Okazało się, że skoczek miał dość nietypowe marzenie, o czym na Instagramie poinformowała jego żona, Ewa Bilan-Stoch. W humorystyczny sposób odniosła się do tego, że czasami do szczęścia wystarczy naprawdę niewiele. Dlaczego para zdecydowała się na podróż tramwajem? Wszystko przez korki.
Tak całą sytuację opisała Ewa Bilan-Stoch:
„Byliśmy wczoraj w Krakowie. Korki.
- Chcę jechać tramwajem! - Serio?

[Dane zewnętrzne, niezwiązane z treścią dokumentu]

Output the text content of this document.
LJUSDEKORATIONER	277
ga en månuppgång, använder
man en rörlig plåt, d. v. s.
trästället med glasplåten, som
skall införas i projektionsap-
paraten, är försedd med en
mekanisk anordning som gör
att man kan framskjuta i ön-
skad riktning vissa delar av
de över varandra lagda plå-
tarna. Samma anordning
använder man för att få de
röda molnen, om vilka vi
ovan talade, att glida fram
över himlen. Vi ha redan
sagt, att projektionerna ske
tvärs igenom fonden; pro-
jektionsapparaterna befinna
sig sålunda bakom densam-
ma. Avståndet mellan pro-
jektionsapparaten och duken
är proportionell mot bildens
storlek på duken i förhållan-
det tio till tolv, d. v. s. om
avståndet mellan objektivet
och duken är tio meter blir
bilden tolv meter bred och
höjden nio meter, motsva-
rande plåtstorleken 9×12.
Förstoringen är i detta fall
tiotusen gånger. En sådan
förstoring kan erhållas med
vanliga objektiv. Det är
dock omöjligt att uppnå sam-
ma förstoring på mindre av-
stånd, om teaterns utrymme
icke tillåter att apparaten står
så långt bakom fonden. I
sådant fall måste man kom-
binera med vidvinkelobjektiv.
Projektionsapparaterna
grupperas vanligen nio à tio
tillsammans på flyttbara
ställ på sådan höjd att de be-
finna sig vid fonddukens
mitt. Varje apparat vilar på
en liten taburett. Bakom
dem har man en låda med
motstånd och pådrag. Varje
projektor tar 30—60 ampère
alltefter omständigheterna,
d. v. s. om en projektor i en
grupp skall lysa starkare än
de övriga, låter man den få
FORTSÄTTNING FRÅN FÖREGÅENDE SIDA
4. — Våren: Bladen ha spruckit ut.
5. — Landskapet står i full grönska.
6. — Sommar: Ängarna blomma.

Jesteś pewien? - widzę błysk w oku - OK. - Ostatnio jeździliśmy na studiach, a może trafi się Bombardier - mówi z entuzjazmem.
Jedziemy.
Nieznajoma trzymając się poręczy, uśmiecha się i mówi:
- Dzień dobry panie Kamilu.
- Dzień dobry Pani.
Przystanki, zakręty, dźwięki, światła - a ja patrzę na szczęście w pełni. Wysiadamy u celu i słyszę:
- Ależ to była super przygoda! .
Czasem do szczęścia wystarczy tak niewiele, że nawet bym na to nie wpadła. Pozdrawiam wszystkich, którzy korzystają z miejskiej komunikacji”.
MPK zaprasza częściej
Wpis na swoim oficjalnym profilu udostępniło już krakowskie MPK.
– Jak to miło spełniać marzenia innych. Panie Kamilu zapraszamy częściej – skomentowało marzenie skoczka MPK.